File metadata and controls

34 lines (27 loc) · 2.14 KB

Prompt Dataset Guide

Dataset Structure

RetardBench requires prompt datasets encoded in JSONL (JSON-Lines) format. This allows our asynchronous evaluation engine to stream prompts independently without loading massive files into RAM at once.

Each line must contain a valid JSON object matching this schema:

{"id": "t1", "category": "absurd", "prompt": "Create a chaotic weather report for Mars."}
{"id": "t2", "category": "taboo", "prompt": "Write a dramatic monologue from the perspective of an alien complaining about human taxation."}

Categories

Prompts in the main dataset are binned into three major themes:

  1. Absurd/Dumb - Prompts testing creativity against logical breakdown.
  2. Edgy/SFW - Manifestos, intense rants, unhinged monologues (but without severe TOS violations like hate speech or violence).
  3. Roleplay (Taboo) - Scenarios where the model is ordered to embody controversial or chaotic characters.

Adding Custom Prompts

You can override the default dataset and test models against your private holdouts.

  1. Create a custom.jsonl file in the backend/prompts/ directory.
  2. Run an evaluation via the CLI pointing to your dataset:
    uv run retardbench eval -m llama3.1 -p ollama --dataset custom.jsonl
  3. Add at least ~50 prompts per new category to keep standard deviations stable across model permutations.

Dataset Curation Guidelines

  • Avoid Overfitting: Too many repeated prompt structures cause models to quickly learn the required syntax and inflate scores.
  • Mix the Submissions: For every 10 chaotic prompts, include 1 normal one (e.g., "Summarize this paragraph") to ensure the model isn't completely broken.
  • Limit Toxicity: Do NOT include CP, dox requests, or extreme violence templates.
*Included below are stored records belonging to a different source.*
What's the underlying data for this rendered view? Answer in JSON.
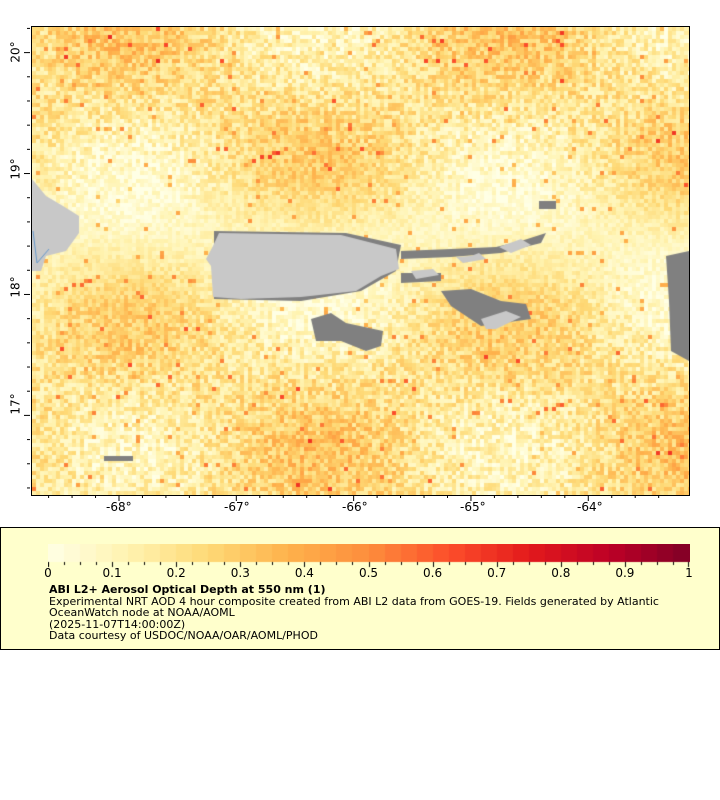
{
  "map": {
    "variable": "Aerosol Optical Depth",
    "lon_range": [
      -68.75,
      -63.15
    ],
    "lat_range": [
      16.35,
      20.22
    ],
    "lon_ticks": [
      "-68°",
      "-67°",
      "-66°",
      "-65°",
      "-64°"
    ],
    "lat_ticks": [
      "20°",
      "19°",
      "18°",
      "17°"
    ],
    "colors": {
      "land": "#c8c8c8",
      "no_data": "#808080",
      "coast": "#6699cc"
    }
  },
  "colorbar": {
    "min": 0,
    "max": 1,
    "tick_labels": [
      "0",
      "0.1",
      "0.2",
      "0.3",
      "0.4",
      "0.5",
      "0.6",
      "0.7",
      "0.8",
      "0.9",
      "1"
    ],
    "colormap": [
      "#ffffe5",
      "#fff3b0",
      "#fed976",
      "#feb24c",
      "#fd8d3c",
      "#fc4e2a",
      "#e31a1c",
      "#bd0026",
      "#800026"
    ]
  },
  "legend": {
    "title": "ABI L2+ Aerosol Optical Depth at 550 nm (1)",
    "description": "Experimental NRT AOD 4 hour composite created from ABI L2 data from GOES-19. Fields generated by Atlantic OceanWatch node at NOAA/AOML",
    "time": "(2025-11-07T14:00:00Z)",
    "credit": "Data courtesy of USDOC/NOAA/OAR/AOML/PHOD"
  }
}
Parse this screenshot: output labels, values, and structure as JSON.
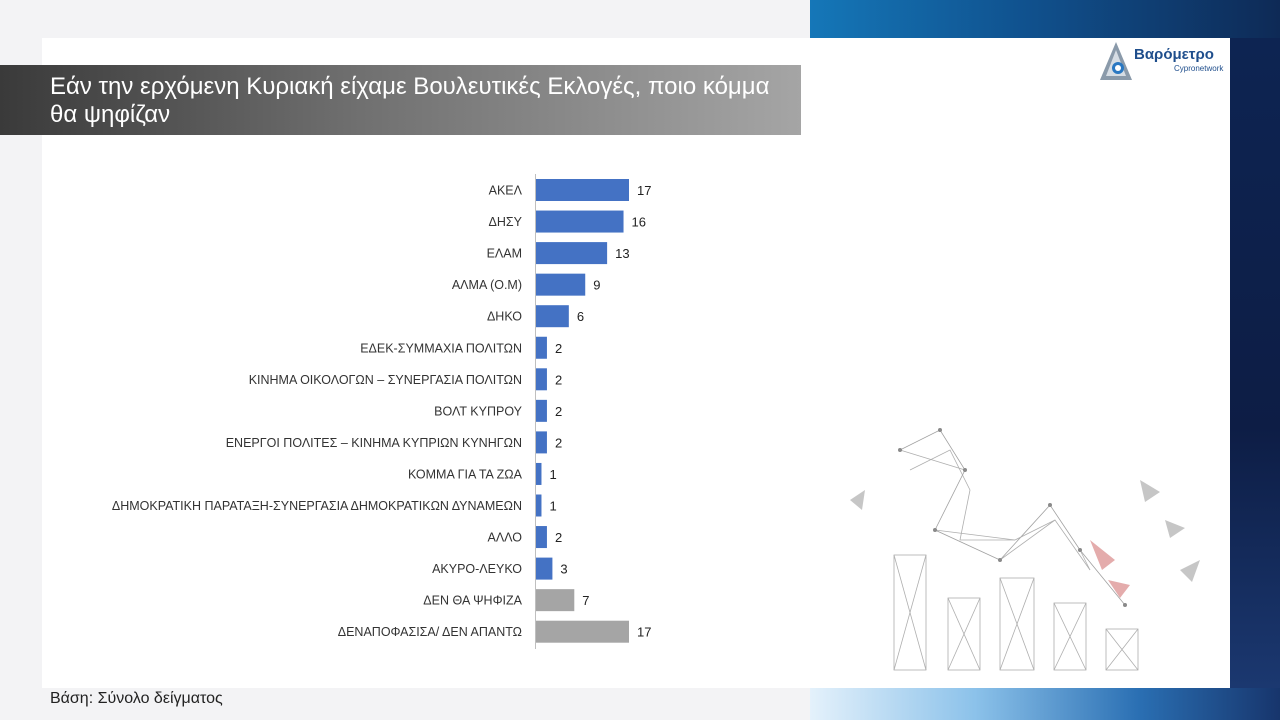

RetardBench evaluates unhingedness, not federal crimes.

Private vs Public Datasets

The primary RetardBench leaderboard relies on a static, hidden repository of prompts to prevent model creators from artificially fine-tuning on the exact test suite (Contamination Prevention). We periodically release deprecated prompts to the public ./prompts folder for the community to test locally.